His new Mercedes has a warranty, but not his body. He risks financial disaster if he becomes seriously ill without insurance.
I have another patient who was on a muscle relaxant for a short period of time. His insurance wouldn’t cover it without prior approval. The cash cost was approximately $ 14. We suggested he pay for the medication and told him that if prior approval had been given, his condition would be resolved. He chose to go without it.
The brutal truth is that a GP’s opportunity cost, how much revenue we can potentially generate from treating patients, is around $ 400 / hour, or $ 7 / minute. There’s no way I could get prior approval in less than two minutes. So it would have been more cost effective to pay for his medication than to do the unreimbursed paperwork (or computer work or phone work) on his behalf. But of course we can’t.
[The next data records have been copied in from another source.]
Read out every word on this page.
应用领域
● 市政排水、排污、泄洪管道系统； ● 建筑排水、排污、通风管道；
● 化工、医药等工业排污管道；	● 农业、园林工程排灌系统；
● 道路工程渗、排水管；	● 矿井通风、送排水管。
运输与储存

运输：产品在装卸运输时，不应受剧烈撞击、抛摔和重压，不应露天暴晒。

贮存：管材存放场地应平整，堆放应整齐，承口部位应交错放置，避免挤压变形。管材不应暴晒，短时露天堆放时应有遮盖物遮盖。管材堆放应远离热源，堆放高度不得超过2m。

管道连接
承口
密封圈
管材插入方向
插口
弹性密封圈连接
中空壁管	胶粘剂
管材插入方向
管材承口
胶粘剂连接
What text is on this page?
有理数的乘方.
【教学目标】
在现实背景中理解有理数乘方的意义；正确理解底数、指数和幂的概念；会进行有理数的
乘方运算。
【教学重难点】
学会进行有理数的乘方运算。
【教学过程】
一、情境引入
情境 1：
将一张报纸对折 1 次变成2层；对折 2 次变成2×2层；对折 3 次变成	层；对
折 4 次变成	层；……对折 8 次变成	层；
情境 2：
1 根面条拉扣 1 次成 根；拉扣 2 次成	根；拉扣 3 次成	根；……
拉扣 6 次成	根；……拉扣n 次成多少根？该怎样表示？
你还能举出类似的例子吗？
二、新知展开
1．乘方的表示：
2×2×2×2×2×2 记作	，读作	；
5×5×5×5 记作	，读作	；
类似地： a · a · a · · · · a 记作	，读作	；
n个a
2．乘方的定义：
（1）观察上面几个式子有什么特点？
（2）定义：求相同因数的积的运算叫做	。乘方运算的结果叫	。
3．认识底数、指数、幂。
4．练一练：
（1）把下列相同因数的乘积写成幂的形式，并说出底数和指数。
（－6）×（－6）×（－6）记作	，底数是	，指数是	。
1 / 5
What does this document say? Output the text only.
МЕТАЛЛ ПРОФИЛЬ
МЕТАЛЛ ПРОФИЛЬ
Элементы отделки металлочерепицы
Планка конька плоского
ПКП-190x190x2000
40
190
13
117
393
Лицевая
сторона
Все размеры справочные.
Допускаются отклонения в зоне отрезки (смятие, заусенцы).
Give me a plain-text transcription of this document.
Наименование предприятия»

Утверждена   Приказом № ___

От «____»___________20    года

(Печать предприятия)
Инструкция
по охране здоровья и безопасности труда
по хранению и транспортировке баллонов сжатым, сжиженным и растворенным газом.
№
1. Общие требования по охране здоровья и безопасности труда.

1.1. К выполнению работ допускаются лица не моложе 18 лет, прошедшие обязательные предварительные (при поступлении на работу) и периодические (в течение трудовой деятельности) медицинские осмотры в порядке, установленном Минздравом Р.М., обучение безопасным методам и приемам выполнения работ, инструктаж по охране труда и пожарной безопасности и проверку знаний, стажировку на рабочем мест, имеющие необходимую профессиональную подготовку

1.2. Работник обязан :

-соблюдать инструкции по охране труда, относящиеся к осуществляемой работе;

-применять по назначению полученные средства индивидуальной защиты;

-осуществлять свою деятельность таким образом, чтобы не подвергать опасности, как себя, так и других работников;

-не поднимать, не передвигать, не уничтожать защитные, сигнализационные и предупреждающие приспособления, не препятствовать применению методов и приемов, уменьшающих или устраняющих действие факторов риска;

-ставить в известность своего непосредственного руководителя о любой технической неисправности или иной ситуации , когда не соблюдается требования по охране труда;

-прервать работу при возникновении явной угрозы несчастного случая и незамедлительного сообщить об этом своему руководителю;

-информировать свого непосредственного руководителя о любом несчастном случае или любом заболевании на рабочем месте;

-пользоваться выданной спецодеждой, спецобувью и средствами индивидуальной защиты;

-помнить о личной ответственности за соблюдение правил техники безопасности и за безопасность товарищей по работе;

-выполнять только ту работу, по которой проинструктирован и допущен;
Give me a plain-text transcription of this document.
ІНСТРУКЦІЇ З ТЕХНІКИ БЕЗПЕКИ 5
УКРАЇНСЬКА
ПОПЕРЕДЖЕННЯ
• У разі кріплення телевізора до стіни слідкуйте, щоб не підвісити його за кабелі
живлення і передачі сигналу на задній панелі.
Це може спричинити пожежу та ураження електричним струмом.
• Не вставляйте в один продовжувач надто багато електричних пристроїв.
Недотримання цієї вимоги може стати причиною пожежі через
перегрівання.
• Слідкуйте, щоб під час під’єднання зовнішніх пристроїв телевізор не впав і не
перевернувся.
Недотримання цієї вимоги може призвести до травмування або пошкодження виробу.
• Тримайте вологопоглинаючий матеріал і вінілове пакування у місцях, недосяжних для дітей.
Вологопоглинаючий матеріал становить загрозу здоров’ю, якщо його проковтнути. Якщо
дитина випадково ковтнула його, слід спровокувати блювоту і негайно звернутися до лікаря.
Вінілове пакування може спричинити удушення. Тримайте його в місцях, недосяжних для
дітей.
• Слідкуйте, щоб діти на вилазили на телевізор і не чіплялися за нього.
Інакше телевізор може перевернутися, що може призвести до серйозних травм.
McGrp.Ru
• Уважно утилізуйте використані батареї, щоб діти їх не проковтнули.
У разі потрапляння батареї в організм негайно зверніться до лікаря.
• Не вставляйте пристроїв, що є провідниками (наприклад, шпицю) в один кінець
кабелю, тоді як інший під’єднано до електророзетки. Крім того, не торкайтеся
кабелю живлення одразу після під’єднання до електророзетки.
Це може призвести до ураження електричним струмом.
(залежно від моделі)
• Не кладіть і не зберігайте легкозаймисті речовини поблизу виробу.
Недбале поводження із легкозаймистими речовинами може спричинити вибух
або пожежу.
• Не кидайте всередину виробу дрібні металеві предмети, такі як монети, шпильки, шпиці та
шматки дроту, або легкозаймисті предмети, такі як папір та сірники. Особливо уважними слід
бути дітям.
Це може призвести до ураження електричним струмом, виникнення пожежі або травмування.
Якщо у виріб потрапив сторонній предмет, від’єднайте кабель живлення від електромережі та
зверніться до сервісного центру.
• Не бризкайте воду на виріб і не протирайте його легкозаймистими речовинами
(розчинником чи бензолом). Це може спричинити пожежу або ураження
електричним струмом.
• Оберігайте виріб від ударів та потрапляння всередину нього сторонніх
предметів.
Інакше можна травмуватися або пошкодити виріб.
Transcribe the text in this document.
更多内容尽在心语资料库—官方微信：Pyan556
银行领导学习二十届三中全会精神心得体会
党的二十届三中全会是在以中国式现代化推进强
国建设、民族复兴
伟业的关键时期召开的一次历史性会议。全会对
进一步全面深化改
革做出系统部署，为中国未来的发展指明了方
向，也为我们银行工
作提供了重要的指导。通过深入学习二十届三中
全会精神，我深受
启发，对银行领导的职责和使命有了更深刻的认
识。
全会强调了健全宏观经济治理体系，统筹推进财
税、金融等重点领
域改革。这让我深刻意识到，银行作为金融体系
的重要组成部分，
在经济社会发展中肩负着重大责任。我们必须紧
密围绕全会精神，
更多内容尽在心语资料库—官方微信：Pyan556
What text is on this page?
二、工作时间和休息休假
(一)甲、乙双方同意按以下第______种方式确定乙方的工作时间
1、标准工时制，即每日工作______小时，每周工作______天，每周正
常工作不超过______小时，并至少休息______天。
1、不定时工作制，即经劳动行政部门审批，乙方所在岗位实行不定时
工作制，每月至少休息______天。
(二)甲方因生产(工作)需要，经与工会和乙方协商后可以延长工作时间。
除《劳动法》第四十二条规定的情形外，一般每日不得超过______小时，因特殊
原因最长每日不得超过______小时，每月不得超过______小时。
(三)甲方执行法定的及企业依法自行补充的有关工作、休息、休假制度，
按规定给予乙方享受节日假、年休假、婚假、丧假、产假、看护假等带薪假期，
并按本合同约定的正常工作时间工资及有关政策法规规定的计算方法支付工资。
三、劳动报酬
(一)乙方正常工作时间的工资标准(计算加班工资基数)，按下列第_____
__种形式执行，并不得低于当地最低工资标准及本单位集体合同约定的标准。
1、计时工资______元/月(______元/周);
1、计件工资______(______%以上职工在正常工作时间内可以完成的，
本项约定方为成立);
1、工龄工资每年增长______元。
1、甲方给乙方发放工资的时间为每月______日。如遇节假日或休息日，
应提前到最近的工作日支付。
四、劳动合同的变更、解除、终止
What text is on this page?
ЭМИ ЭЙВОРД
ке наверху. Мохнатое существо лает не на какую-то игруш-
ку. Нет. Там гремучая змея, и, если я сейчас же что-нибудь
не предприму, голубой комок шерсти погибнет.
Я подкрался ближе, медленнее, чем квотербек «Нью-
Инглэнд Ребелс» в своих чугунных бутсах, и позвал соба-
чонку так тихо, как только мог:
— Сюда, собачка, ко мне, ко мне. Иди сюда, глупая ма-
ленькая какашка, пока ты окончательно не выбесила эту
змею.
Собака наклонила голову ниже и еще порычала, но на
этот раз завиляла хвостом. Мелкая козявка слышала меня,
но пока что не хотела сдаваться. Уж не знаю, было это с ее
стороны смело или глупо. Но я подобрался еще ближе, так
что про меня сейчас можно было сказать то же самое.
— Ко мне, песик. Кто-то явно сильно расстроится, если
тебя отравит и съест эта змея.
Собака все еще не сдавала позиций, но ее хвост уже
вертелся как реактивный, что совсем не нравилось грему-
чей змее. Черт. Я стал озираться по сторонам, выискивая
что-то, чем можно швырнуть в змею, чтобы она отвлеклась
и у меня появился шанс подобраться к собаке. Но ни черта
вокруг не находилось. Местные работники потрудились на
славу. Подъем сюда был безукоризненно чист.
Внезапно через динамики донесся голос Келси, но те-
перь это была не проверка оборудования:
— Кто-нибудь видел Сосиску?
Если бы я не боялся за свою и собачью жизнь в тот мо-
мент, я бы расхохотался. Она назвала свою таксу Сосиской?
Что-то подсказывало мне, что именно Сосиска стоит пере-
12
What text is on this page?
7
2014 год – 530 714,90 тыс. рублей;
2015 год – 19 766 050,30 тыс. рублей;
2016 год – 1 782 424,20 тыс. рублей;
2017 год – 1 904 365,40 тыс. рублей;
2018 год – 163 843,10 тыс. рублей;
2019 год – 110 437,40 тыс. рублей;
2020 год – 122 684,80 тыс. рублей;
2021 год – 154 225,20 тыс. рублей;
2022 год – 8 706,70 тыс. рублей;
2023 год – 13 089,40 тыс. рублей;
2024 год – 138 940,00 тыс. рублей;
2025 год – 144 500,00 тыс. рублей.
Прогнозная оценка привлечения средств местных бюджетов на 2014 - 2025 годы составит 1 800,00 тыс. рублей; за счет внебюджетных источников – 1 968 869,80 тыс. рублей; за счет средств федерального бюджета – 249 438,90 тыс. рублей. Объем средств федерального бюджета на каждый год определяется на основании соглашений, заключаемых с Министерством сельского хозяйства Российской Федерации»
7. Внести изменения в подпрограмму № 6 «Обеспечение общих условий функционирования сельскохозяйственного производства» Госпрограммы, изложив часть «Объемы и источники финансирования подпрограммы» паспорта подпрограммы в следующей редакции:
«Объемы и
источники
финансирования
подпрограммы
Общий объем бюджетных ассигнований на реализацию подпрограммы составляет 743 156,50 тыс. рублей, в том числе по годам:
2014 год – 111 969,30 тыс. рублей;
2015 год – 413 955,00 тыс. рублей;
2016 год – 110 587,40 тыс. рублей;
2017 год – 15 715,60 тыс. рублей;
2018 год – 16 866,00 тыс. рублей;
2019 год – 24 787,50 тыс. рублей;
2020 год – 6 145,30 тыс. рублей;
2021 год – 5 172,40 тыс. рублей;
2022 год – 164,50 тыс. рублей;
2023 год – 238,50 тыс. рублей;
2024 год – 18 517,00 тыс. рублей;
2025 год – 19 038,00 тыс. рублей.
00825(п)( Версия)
This patient and many others think that health insurance is such a comprehensive package that everything should be covered. They feel moral outrage when they have to pay out of pocket.
Even Sweden’s socialized medical system has co-payments. Why do some Americans shy away from a one-time cash charge of $ 14 for an uncovered drug when the monthly, lifelong co-payments for modern COPD inhalers that many fixed-income seniors rely on can exceed $ 100?